The following item appeared in The Saturday Evening Post on December 27, 1828, shortly after Noah Webster published his American Dictionary of the English Language:
Webster’s Dictionary has been issued from the press of Mr. Converse, the publisher. It is contained in two large quarto volumes, and is executed in a manner highly creditable to the press of our country. He introduces into his new dictionary as legitimate, the word lengthy. We should like to know whether his reasons for doing so are breadthy and strengthy.
Acting as authorities on spelling, meaning, and usage, dictionaries have courted controversy from the beginning. That controversy thickened around the turn of the century as competition grew and copyright became an issue. Dictionary publishers’ disputes and dilemmas can be traced through their advertisements that appeared in the Post over time.
If we had a copy of a Webster’s Dictionary from 1899, we would look up the word adequate to see if there is some older, more superlative definition of the word we don’t know about. It sounds wholly incongruous compared with the hyperbole-heavy advertisements of the 20th century to advertise a dictionary’s “sizable vocabulary, complete definitions and adequate etymologies.”
The University Society’s six-volume Encyclopedic Dictionary was likely more encyclopedia than dictionary, but it did, according to this ad, contain definitions for 250,000 words. This type of blurring of dictionaries as authorities on language and dictionaries as authorities on everything would continue, both in advertisements and in the minds of information-hungry consumers.

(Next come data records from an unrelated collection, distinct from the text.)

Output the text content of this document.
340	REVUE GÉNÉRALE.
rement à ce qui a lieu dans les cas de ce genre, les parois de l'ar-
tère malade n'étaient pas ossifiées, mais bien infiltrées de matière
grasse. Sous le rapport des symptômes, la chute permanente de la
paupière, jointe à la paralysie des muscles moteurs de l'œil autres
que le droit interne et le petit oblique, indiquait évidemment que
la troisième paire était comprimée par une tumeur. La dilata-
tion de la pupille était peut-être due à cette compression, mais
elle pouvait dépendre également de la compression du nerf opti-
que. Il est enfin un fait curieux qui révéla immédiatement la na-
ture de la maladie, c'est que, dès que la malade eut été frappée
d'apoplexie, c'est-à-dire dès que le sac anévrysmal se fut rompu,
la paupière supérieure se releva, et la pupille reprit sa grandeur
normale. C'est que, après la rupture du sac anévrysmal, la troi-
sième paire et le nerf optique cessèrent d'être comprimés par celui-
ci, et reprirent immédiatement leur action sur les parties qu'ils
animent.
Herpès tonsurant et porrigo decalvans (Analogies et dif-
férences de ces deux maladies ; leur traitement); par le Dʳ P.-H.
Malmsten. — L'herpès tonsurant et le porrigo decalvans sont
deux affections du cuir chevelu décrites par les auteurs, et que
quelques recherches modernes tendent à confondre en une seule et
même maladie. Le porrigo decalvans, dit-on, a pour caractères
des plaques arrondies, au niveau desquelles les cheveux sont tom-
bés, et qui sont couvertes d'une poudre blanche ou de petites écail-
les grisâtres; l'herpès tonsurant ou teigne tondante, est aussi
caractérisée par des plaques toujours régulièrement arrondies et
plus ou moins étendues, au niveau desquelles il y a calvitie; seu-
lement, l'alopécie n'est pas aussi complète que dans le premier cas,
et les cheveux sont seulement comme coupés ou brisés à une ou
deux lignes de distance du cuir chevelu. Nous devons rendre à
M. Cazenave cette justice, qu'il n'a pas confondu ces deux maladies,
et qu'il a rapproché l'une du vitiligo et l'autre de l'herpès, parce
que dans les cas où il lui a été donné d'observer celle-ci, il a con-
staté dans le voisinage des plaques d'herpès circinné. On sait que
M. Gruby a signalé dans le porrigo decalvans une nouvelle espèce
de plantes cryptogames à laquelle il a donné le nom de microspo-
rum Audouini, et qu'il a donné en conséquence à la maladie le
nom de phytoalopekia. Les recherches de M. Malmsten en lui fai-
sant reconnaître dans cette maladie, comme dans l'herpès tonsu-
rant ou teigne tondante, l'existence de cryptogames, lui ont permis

In 1909, the Merriam Company issued a completely revised edition of its unabridged dictionary, calling it Webster’s New International Dictionary of the English Language. Readers of the Post were further enticed to buy with the promise of exclusive free gifts — a marketing tactic that lives on today.
At the turn of the century, George W. Ogilvie published what he called Webster’s Dictionary. Since the Merriam Company had bought all rights to Noah Webster’s creation after he died in 1843, a copyright infringement lawsuit naturally followed. In 1908, the First Circuit Court of Appeals ruled that the copyright on the name had run out in 1889 and that “Webster” was in the public domain. That meant that anyone could publish a dictionary and call it Webster’s Dictionary. And many companies did.

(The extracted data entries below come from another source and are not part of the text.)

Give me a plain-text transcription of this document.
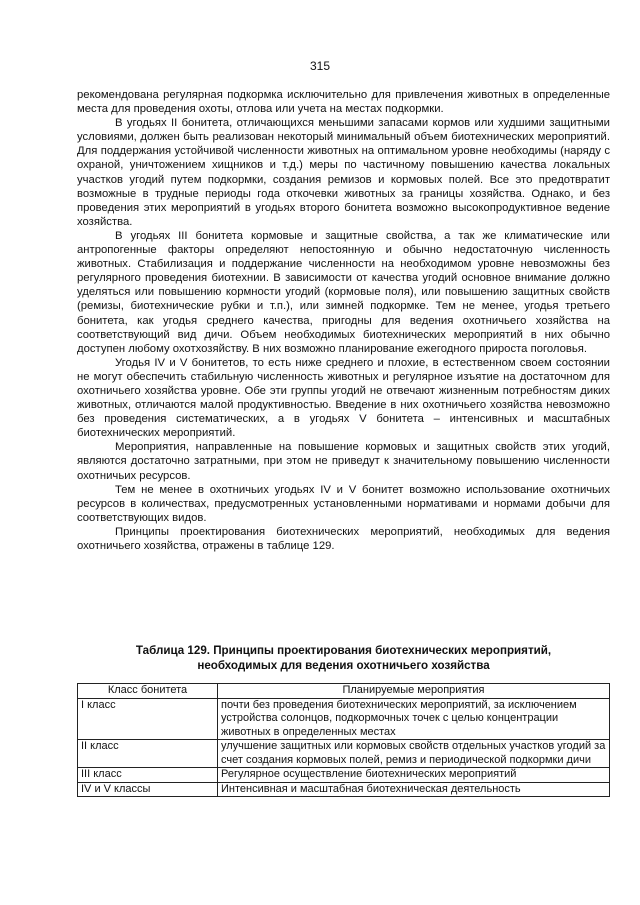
315

рекомендована регулярная подкормка исключительно для привлечения животных в определенные места для проведения охоты, отлова или учета на местах подкормки.

В угодьях II бонитета, отличающихся меньшими запасами кормов или худшими защитными условиями, должен быть реализован некоторый минимальный объем биотехнических мероприятий. Для поддержания устойчивой численности животных на оптимальном уровне необходимы (наряду с охраной, уничтожением хищников и т.д.) меры по частичному повышению качества локальных участков угодий путем подкормки, создания ремизов и кормовых полей. Все это предотвратит возможные в трудные периоды года откочевки животных за границы хозяйства. Однако, и без проведения этих мероприятий в угодьях второго бонитета возможно высокопродуктивное ведение хозяйства.

В угодьях III бонитета кормовые и защитные свойства, а так же климатические или антропогенные факторы определяют непостоянную и обычно недостаточную численность животных. Стабилизация и поддержание численности на необходимом уровне невозможны без регулярного проведения биотехнии. В зависимости от качества угодий основное внимание должно уделяться или повышению кормности угодий (кормовые поля), или повышению защитных свойств (ремизы, биотехнические рубки и т.п.), или зимней подкормке. Тем не менее, угодья третьего бонитета, как угодья среднего качества, пригодны для ведения охотничьего хозяйства на соответствующий вид дичи. Объем необходимых биотехнических мероприятий в них обычно доступен любому охотхозяйству. В них возможно планирование ежегодного прироста поголовья.

Угодья IV и V бонитетов, то есть ниже среднего и плохие, в естественном своем состоянии не могут обеспечить стабильную численность животных и регулярное изъятие на достаточном для охотничьего хозяйства уровне. Обе эти группы угодий не отвечают жизненным потребностям диких животных, отличаются малой продуктивностью. Введение в них охотничьего хозяйства невозможно без проведения систематических, а в угодьях V бонитета – интенсивных и масштабных биотехнических мероприятий.

Мероприятия, направленные на повышение кормовых и защитных свойств этих угодий, являются достаточно затратными, при этом не приведут к значительному повышению численности охотничьих ресурсов.

Тем не менее в охотничьих угодьях IV и V бонитет возможно использование охотничьих ресурсов в количествах, предусмотренных установленными нормативами и нормами добычи для соответствующих видов.

Принципы проектирования биотехнических мероприятий, необходимых для ведения охотничьего хозяйства, отражены в таблице 129.

Таблица 129. Принципы проектирования биотехнических мероприятий,
необходимых для ведения охотничьего хозяйства
Класс бонитета	Планируемые мероприятия
I класс	почти без проведения биотехнических мероприятий, за исключением устройства солонцов, подкормочных точек с целью концентрации животных в определенных местах
II класс	улучшение защитных или кормовых свойств отдельных участков угодий за счет создания кормовых полей, ремиз и периодической подкормки дичи
III класс	Регулярное осуществление биотехнических мероприятий
IV и V классы	Интенсивная и масштабная биотехническая деятельность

Following the ruling, Merriam-Webster ads began including warnings like the one in this full-page 1910 ad: “Caution. Look for the circular trade-mark and our name — MERRIAM — on the title-page. Beware of so-called Webster dictionaries.”
For many children, a dictionary ranks somewhere just ahead of new socks as an exciting Christmas gift. But Santa knows that the knowledge in a dictionary is a gift for the whole family that will be around long after those socks are too threadbare to darn. One can just imagine old Saint Nick attempting to stuff an unabridged dictionary into a Christmas stocking.

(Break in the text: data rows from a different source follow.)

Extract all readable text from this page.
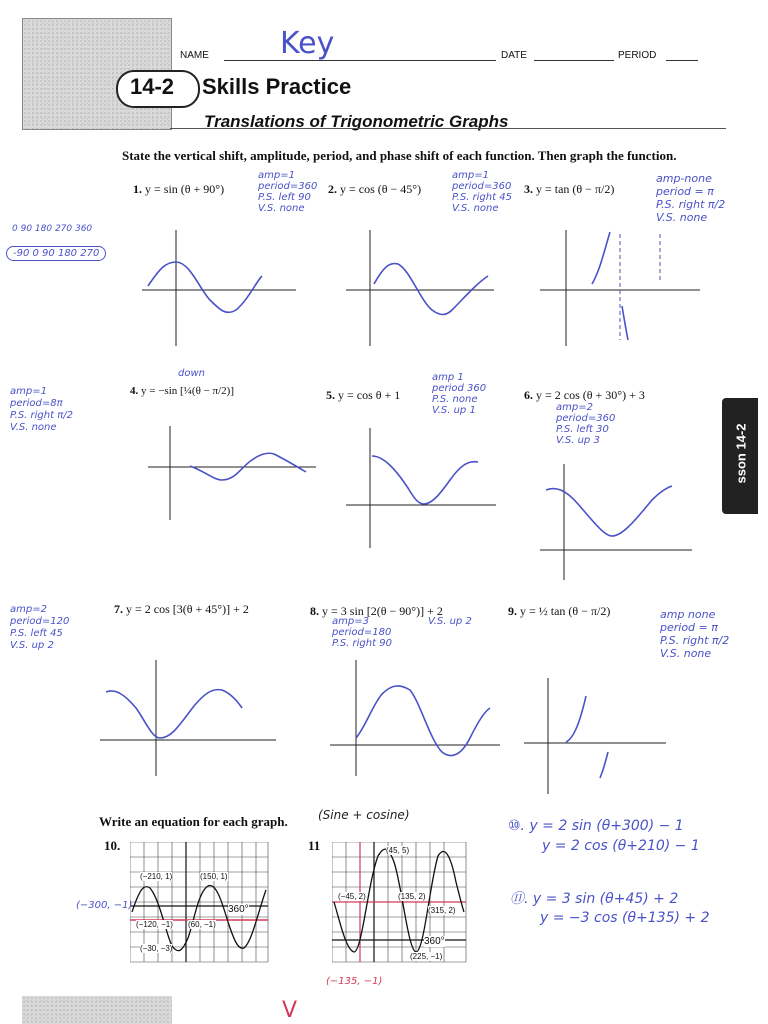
NAME Key	DATE	PERIOD
14-2 Skills Practice
Translations of Trigonometric Graphs
sson 14-2
State the vertical shift, amplitude, period, and phase shift of each function. Then graph the function.
1. y = sin (θ + 90°)	2. y = cos (θ − 45°)	3. y = tan (θ − π/2)
4. y = −sin [¼(θ − π/2)]	5. y = cos θ + 1	6. y = 2 cos (θ + 30°) + 3
7. y = 2 cos [3(θ + 45°)] + 2	8. y = 3 sin [2(θ − 90°)] + 2	9. y = ½ tan (θ − π/2)
amp=1
period=360
P.S. left 90
V.S. none
amp=1
period=360
P.S. right 45
V.S. none
amp-none
period = π
P.S. right π/2
V.S. none
amp=1
period=8π
P.S. right π/2
V.S. none
down	amp 1
period 360
P.S. none
V.S. up 1	amp=2
period=360
P.S. left 30
V.S. up 3
amp=2
period=120
P.S. left 45
V.S. up 2
amp=3
period=180
P.S. right 90
V.S. up 2
amp none
period = π
P.S. right π/2
V.S. none
0 90 180 270 360
-90 0 90 180 270
Write an equation for each graph.	(Sine + cosine)
10.	11
(−210, 1)	(150, 1)
(−120, −1) (60, −1)
(−30, −3)
360°
(−300, −1)
(45, 5)
(−45, 2)	(135, 2)
(315, 2)
(225, −1)
360°
(−135, −1)
⑩. y = 2 sin (θ+300) − 1
y = 2 cos (θ+210) − 1
⑪. y = 3 sin (θ+45) + 2
y = −3 cos (θ+135) + 2
V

Because it was less expensive and more accessible than a multivolume encyclopedia, the dictionary became, for many, the go-to source for information about all facets of life. The Merriam Company seized on this idea and began marketing its unabridged dictionary as “The Supreme Authority.”
An unabridged dictionary is a large, heavy thing. But in the 1910s, the Merriam Company offered a new edition printed on thinner, lighter India paper. The image in this 1912 ad implies that, at only 7 pounds, the India paper edition is so light even a woman can lift it.
Not all publishers attempted to exploit Webster’s name to garner sales. This 1913 ad shows Funk and Wagnalls’ simply named New Standard Dictionary, along with an endorsement from fiction author and Post contributor Jack London. Considering the trend at the time to exclude vulgarities and “substandard” terms — not to mention the sometimes impossible task of tracing word etymologies — it’s unlikely that this dictionary delivered on this ad’s promise to give “the source, spelling, and meaning of every living word in the English language.”
The Merriam Company’s pursuit of its copyright neither began nor ended with the Court’s 1908 decision. In 1917, a suit against the Saalfield Publishing Company resulted in an injunction barring that company from using the title Webster’s Dictionary without including a disclaimer that it wasn’t the original Webster’s Dictionary. Even 20 years later, in ads for its second edition of the New International Dictionary, the Merriam Company was still letting the public know.
In 1938, trouble was brewing in Europe, and dictionary ads of the times offered clarity and understanding for Americans trying to comprehend what was going on “over there.” To this day, dictionaries can offer insight into complex world issues in ways Noah Webster probably never imagined.